In amyotrophic lateral sclerosis (ALS), on average 5% of ALS patients have a modified form — expanded GGGGCC (G4C2) nucleotide repeats — of the gene called C9orf72, the most common genetic mutation also associated with frontotemporal dementia (FTD). The normal form of the gene was described in 2011 and since then researchers have been studying its function and the role of the mutated form in the development of ALS.
Dr. Davide Trotti, Ph.D., co-director of the Weinberg Unit, has addressed 3 main hypotheses to explain the function of the C9orf72 mutation in ALS. The first was that the C9orf72 mutation in ALS impaired the normal function of the gene in the cell, but this hypothesis was not right. To test this, the research team inhibited the expression of the gene, using a molecular genetics approach, decreasing the levels of the synthesized protein, but neurons performed normally, suggesting that C9orf72 gene was not crucial to the neuron’s normal function. The second and third hypotheses were that the expanded GGGGCC (G4C2) nucleotide repeats in the gene produced RNA molecules with an anomalous folding structure called a G-quartet, or abnormal folded proteins that were lethal to the cell.

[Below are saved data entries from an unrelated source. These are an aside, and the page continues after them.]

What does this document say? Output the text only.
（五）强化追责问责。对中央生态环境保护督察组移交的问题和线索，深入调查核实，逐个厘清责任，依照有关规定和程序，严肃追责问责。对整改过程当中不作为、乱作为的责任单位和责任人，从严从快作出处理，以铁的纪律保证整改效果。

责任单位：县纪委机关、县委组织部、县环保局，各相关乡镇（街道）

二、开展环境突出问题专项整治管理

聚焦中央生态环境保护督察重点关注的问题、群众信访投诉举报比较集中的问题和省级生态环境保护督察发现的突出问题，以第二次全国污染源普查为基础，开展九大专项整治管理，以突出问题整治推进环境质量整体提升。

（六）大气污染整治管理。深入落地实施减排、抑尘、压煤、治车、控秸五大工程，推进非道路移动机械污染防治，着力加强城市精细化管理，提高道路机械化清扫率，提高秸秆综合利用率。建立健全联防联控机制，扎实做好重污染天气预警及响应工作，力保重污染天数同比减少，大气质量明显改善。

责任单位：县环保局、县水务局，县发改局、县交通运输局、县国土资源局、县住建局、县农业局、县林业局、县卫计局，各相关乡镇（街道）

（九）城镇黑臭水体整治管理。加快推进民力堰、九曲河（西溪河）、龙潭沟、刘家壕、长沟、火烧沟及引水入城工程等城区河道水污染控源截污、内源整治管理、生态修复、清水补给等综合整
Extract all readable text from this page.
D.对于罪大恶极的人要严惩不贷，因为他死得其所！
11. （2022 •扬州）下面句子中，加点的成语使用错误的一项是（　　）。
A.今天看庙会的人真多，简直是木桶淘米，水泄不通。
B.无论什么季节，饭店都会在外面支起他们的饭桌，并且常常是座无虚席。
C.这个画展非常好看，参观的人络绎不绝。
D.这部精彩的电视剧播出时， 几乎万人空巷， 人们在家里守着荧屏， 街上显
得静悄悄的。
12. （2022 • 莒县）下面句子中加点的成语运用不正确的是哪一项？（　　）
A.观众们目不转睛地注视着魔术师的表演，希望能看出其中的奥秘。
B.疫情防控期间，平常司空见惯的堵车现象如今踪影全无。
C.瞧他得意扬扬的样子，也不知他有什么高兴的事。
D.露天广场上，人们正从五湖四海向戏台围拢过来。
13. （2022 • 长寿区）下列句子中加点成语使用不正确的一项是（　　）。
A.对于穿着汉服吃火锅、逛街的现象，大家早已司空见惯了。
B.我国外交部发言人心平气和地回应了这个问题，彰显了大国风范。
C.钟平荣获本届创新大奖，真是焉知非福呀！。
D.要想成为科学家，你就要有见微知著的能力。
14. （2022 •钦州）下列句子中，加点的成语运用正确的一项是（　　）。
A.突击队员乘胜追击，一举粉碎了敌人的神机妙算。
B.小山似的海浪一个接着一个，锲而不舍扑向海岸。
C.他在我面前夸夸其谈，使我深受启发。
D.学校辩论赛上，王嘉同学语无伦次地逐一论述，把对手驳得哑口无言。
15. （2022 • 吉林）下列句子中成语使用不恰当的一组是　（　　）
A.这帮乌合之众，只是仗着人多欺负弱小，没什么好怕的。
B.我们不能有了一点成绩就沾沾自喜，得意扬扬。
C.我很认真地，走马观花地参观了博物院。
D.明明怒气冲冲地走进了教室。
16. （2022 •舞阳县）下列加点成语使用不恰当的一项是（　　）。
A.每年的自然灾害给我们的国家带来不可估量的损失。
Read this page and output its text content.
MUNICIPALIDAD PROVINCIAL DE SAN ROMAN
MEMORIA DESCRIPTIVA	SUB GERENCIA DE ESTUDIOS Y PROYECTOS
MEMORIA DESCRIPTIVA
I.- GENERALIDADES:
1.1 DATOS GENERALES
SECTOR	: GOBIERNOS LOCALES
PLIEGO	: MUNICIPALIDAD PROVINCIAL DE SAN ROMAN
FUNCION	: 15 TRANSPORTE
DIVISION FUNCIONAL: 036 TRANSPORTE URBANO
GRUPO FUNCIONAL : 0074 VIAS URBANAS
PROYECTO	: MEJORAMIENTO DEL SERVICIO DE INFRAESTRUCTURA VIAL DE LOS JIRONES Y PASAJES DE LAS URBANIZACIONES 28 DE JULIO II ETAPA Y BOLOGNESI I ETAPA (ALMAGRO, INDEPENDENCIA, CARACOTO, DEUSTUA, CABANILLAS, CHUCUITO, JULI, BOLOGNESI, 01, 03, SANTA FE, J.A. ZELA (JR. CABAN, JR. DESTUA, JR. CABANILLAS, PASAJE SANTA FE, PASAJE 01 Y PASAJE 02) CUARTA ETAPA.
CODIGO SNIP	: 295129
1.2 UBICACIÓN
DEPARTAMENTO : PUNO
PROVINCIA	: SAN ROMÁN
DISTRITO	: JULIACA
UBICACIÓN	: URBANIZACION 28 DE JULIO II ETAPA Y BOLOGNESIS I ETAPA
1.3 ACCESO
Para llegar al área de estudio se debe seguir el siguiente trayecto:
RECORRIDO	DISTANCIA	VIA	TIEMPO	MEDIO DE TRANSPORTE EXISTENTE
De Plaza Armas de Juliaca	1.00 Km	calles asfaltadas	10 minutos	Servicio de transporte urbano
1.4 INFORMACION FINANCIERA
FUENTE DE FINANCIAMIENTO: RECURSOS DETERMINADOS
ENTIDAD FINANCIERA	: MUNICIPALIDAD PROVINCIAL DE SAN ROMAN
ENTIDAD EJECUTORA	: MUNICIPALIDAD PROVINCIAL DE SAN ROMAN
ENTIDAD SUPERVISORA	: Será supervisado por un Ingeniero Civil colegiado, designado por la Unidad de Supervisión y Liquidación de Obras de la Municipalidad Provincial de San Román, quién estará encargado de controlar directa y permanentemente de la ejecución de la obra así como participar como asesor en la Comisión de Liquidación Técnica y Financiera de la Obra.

The research team synthesized RNA G-quartets, the abnormal structure of the RNA molecules, and introduced them into normal cells without the C9orf72 mutation. They observed that neurons with longer forms of the quartets died 2 times more than those with less G-quartets, thus suggesting that these abnormal RNA molecules might have a role. However, the most convincing result came when the authors used the proteins originated from the abnormal C9orf72 RNA. They found that one of the five proteins produced from those RNA molecules induced the most lethal effect to the cell. The authors observed that this protein had a chain made from repeats of the amino acids proline (P) and arginine (R), called a poly-PR chain. By following the fate of a living neuron in real-time they could observe that the proteins deposited in the nucleolus and killed the neuron within 72 hours. Next, the authors tested if these processes were also observed in human’s cells. For this, they used iPS cells derived motor neurons from ALS patients to assess the existence of the mutated poly-PR chain C9orf72A protein. In fact, these neurons had the toxic mutated protein. Moreover, when the RNA chains and the PR proteins were both present in the cell, they induced a synergistic effect, suggesting both processes may be involved in causing the damaging effect to motor neurons.
“These studies suggest that if we could prevent the formation of PR aggregates or promote breaking them up, we could help prevent the motor neuron damage that causes the symptoms we see in ALS patients,” said Dr. Trotti, in a press release.